Et comme Omar gardait le silence…

— Seulement, ajouta le capitaine en parlant lentement, est-ce que tu songerais encore à elle ? Diable ! mais tu prends un drôle de chemin pour arriver jusqu’à son entresol… C’est toujours le même, sais-tu bien !

— Encore une fois, de Melval, tais-toi, fit l’Arabe en rejetant brusquement et vivement sur son épaule les plis de son burnous rouge, celui qu’il mettait au camp les jours où il y rendait la justice.

Et le front soucieux, sentant gronder en lui sous le vent des souvenirs lointains un orage de sensations, le jeune sultan sortit brusquement, bousculant Hilarion qui attendait à la porte et laissant seul dans la tente, son camarade stupéfait.

Un instant encore de Melval resta là, feuilletant machinalement le règlement d’Abd-el-Kader.

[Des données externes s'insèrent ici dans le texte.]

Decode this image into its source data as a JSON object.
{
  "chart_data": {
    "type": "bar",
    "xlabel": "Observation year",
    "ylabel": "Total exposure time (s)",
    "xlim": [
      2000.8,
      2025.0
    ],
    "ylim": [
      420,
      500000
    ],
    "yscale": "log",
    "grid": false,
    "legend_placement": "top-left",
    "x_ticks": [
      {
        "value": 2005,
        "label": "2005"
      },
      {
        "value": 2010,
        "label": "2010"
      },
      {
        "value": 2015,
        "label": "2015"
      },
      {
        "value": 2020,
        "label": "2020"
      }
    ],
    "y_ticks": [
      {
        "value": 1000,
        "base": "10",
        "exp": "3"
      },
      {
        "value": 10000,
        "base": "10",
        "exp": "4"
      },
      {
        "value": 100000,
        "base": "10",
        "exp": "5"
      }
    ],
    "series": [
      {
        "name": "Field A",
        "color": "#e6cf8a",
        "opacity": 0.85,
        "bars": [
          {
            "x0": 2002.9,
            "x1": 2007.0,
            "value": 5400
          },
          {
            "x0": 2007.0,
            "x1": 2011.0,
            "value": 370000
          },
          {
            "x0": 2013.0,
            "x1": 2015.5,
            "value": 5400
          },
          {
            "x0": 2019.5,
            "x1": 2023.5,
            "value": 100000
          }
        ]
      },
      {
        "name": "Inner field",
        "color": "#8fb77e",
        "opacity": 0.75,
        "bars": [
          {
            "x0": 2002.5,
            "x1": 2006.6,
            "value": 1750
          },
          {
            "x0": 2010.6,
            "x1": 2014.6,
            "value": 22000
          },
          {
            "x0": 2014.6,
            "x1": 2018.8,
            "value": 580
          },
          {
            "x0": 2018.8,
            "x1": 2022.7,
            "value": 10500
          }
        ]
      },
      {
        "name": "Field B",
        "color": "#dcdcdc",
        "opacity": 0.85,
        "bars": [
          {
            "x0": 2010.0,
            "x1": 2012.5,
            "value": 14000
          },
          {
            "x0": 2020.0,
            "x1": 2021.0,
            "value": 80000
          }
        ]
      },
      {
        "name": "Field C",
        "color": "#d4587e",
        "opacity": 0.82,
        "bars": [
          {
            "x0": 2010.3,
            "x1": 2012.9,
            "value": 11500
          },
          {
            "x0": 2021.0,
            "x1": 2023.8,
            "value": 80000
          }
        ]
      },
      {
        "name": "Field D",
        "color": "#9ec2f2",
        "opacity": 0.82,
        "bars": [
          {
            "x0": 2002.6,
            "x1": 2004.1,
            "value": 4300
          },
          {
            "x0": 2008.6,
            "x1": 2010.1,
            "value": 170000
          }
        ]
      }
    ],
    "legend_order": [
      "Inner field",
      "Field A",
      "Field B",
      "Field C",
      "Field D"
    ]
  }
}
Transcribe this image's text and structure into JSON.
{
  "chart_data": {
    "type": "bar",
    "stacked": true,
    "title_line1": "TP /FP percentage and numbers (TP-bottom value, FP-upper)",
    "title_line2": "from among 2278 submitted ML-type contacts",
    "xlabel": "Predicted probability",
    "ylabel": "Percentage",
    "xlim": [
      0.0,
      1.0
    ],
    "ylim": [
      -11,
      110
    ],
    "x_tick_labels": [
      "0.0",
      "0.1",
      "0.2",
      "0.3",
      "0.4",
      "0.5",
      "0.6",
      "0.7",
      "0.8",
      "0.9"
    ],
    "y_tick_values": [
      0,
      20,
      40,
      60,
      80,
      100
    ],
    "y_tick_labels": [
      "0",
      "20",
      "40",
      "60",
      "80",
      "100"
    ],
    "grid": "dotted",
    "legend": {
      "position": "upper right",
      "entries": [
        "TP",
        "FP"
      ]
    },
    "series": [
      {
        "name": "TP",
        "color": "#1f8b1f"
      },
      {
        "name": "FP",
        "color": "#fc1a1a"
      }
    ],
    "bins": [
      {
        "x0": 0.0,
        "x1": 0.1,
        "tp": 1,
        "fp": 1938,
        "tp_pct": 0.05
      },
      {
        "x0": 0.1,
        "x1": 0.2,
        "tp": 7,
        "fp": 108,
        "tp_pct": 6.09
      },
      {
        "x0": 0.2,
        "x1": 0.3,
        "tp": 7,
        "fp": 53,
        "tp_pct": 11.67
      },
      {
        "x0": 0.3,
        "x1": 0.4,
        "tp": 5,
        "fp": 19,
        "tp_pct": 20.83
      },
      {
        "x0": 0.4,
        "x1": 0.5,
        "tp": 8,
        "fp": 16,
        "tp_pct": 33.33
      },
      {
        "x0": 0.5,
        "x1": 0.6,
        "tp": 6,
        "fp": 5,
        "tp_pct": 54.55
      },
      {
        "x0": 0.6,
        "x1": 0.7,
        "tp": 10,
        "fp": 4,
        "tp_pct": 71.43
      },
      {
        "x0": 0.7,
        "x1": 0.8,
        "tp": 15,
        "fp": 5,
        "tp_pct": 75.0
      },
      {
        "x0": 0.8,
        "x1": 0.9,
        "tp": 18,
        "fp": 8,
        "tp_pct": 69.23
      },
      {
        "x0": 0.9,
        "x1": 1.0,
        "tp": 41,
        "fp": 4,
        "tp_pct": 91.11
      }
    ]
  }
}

Il parcourut successivement la partie du règlement de l’émir qui créait des monnaies, en fixait la valeur et déterminait la solde de chaque grade ; puis, les instructions si judicieuses relatives à l’habillement des troupes : donnant des vêtements bruns à l’infanterie pour la rendre moins visible de loin, et des burnous écarlates à la cavalerie, pour inspirer l’épouvante.